Although Pankros and Roman both say the CPA
certification wasn't mandatory, it seems more than a little helpful in
identifying a COO candidate. "I graduated from the University of
Illinois in accounting and worked for Coopers & Lybrand as an
auditor," says Giddens. "My primary function was to understand client
systems, what they did, how they did it and how they could be
improved." Giddens went on to pick up an M.B.A. and also worked for a
company before joining CPP, where she supervised staff, coordinated
projects and monitored workflow-all desirable in terms of CCP's needs.
How difficult is it for an advisor to hire an
outside COO? "Just use your network, as Carol did," says Giddens. Which
was exactly what Homrich & Berg Inc. of Atlanta, Ga., did when it
sought out its COO, Mark Rogozinski. Says Andrew Berg, one of Homrich
& Berg's five principals, "Mark used to work with one of the
partners.

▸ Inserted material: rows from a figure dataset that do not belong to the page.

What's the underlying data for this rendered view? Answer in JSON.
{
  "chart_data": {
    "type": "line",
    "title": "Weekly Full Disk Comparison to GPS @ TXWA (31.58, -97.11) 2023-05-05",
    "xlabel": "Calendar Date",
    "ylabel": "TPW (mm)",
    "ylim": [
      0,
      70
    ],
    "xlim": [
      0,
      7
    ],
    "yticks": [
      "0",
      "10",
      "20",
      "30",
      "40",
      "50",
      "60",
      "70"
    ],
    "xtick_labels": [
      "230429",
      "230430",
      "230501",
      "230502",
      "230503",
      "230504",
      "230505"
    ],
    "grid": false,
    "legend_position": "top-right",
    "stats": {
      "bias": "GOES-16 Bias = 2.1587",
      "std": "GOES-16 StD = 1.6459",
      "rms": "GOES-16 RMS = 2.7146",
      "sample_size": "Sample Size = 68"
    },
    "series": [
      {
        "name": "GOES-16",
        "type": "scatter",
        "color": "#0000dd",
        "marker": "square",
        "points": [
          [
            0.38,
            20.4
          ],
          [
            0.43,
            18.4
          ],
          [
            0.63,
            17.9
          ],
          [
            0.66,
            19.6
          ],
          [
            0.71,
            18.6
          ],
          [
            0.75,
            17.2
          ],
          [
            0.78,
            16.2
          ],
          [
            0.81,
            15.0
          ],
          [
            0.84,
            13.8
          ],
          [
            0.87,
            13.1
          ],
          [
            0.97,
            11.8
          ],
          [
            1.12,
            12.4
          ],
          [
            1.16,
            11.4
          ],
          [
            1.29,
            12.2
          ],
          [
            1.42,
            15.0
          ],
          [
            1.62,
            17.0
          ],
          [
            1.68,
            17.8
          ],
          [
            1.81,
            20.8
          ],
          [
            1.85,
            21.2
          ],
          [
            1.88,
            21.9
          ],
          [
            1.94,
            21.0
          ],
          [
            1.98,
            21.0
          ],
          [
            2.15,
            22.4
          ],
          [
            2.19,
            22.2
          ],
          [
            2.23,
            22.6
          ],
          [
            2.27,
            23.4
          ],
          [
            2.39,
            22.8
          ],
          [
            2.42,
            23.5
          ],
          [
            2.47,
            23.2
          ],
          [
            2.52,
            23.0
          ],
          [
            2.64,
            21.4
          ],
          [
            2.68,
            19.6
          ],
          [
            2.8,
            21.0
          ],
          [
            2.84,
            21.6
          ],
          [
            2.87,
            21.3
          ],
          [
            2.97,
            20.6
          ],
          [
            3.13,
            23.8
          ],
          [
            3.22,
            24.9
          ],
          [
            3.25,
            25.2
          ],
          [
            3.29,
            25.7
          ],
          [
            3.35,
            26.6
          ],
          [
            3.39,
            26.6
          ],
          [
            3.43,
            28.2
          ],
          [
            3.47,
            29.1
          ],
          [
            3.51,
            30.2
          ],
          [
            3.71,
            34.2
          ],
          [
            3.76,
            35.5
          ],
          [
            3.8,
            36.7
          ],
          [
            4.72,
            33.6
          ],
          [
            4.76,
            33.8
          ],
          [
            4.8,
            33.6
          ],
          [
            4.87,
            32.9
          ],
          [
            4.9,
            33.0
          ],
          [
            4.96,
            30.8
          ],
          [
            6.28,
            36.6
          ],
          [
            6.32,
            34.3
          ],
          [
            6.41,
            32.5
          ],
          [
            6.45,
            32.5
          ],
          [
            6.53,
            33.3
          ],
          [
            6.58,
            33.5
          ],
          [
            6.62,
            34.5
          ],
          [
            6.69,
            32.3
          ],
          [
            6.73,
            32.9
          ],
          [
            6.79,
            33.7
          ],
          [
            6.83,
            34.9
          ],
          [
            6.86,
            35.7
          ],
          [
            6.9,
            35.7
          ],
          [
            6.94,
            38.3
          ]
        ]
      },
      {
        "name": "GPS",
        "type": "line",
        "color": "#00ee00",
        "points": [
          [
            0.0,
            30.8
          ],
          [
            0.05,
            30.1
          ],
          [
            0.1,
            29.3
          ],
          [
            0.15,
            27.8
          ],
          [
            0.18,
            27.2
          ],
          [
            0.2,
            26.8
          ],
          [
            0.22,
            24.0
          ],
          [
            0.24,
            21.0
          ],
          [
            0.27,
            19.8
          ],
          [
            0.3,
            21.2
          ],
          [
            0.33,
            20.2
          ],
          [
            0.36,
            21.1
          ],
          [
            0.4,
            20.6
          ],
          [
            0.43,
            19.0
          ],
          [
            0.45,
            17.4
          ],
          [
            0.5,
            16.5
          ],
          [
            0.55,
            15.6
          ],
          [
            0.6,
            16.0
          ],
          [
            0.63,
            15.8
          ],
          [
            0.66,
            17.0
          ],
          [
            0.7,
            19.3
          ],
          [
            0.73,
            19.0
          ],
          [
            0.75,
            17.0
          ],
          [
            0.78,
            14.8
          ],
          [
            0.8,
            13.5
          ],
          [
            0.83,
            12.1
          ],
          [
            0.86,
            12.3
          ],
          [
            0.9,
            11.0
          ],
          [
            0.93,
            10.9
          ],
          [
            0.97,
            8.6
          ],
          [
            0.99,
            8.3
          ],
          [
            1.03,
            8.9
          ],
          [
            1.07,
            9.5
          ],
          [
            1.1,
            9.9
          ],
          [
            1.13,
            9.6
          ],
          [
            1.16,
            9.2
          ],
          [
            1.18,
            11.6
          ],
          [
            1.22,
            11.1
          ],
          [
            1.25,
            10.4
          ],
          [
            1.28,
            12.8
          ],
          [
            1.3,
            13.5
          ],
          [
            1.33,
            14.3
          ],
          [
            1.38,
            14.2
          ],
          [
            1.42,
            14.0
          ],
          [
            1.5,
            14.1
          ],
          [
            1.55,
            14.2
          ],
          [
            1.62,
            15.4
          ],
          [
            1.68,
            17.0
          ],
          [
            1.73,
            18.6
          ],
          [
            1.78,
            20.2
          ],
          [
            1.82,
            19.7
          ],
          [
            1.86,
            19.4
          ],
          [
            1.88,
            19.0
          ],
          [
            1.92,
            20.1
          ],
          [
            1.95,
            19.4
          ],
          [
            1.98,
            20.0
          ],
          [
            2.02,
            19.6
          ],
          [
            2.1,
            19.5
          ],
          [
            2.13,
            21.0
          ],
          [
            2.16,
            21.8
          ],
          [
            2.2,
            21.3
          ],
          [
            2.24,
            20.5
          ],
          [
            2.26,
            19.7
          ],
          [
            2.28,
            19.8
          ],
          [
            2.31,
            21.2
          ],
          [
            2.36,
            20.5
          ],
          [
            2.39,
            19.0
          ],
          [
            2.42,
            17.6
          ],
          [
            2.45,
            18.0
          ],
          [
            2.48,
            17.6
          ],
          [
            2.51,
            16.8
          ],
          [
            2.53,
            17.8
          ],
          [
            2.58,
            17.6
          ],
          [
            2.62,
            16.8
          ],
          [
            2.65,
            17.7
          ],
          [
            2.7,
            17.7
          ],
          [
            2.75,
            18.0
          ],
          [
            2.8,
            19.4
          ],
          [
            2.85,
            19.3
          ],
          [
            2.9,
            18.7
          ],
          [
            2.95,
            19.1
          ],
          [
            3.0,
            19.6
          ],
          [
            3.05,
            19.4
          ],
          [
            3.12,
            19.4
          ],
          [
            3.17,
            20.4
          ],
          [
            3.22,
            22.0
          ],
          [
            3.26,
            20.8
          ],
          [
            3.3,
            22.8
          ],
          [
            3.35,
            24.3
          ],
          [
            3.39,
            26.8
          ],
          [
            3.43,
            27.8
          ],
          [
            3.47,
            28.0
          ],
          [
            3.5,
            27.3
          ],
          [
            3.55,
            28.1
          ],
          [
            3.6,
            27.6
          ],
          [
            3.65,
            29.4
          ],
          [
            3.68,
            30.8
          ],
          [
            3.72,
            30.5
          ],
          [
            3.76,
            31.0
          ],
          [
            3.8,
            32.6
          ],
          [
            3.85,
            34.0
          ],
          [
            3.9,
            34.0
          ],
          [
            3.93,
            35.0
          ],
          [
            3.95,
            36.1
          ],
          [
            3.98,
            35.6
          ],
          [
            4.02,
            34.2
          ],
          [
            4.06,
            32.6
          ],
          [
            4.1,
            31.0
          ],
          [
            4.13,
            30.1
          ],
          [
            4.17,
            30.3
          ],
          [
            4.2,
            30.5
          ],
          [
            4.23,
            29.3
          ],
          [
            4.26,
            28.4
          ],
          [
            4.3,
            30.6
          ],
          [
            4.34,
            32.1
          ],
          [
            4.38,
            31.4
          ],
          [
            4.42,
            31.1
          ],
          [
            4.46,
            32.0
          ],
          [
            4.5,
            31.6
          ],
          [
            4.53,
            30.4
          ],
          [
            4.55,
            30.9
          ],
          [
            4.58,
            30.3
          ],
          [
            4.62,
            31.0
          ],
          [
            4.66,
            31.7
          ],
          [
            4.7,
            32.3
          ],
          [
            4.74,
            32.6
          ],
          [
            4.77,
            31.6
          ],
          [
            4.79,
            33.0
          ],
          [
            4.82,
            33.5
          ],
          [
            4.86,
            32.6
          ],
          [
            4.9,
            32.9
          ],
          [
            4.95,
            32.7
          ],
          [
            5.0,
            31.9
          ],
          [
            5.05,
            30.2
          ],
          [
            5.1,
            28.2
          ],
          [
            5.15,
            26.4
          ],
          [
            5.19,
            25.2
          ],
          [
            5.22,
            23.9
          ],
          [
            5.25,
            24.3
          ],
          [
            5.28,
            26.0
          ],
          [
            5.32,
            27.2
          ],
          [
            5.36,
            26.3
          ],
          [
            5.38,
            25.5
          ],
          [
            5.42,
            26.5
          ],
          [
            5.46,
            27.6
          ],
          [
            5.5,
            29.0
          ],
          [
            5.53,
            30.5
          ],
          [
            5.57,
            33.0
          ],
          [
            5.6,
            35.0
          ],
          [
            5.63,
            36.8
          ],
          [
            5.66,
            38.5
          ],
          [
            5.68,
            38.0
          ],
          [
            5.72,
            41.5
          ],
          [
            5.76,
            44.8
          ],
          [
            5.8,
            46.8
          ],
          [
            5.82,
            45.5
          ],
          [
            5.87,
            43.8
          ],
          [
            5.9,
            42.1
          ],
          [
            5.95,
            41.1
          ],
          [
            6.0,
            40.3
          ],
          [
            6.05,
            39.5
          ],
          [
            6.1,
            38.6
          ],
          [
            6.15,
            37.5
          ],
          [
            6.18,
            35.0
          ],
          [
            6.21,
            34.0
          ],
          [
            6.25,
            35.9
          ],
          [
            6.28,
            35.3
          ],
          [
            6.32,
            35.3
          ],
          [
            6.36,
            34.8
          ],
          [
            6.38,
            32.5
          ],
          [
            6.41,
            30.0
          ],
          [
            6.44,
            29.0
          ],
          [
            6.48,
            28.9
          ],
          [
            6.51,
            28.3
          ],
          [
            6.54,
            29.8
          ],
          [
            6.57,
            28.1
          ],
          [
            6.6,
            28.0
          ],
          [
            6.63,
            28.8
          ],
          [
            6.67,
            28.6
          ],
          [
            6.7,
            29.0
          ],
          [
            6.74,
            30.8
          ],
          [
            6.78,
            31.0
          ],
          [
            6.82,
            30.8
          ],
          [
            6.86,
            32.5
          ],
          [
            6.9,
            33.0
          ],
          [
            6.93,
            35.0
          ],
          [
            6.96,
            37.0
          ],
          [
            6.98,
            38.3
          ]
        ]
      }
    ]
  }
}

We hired him from Lydian Wealth Management, where he was COO.
He was happy at Lydian, but the fact that we're independently
owned-giving him an opportunity to acquire equity-was attractive to
him."
Berg's principals knew they needed help when the
five of them were getting bogged down with the firm's administrative
and management duties instead of dealing with clients. "Nor were we as
qualified to be doing some of those duties as a seasoned COO would be,"
says Berg.
Since his hiring in June 2005, Rogozinski has
relieved the principals of their admin duties. Reporting to Berg, he
handles compliance, marketing, client reporting and human resources for
the firm's 47 employees. Freeing up the principals to do what they do
best, the firm has added $400 million under management in the year and
a half since it hired Rogozinski.
Says Rogozinski, "I've worked on gaining the trust
and respect of the employees and, as part of that process,
understanding how the company functions, what our processes are and
where we're lacking. I apply what I've learned to what's going on here,
either to make it better or to maintain the status quo." Rogozinski
says nothing in the firm was really "broken" when he got there.
However, he's helped install new systems, including iRebal
(www.irebal.com) for asset rebalancing and Junxure (www.junxure.com)
for CRM, and he has moved forward the firm's paperless office
initiative.
His advice for hiring a COO from without? "Find
someone with both financial and operations skills, perhaps in a bank
trust department. Banks produce good operations people who usually
understand accounting and can transfer their skills from a bank to an
RIA."
And if you hire a COO who doesn't work out? "We'd
heard stories of people selecting the wrong person for COO," says
Roman. "We knew if we were wrong about Cheryl, we'd roll with the
punches and figure out a different solution."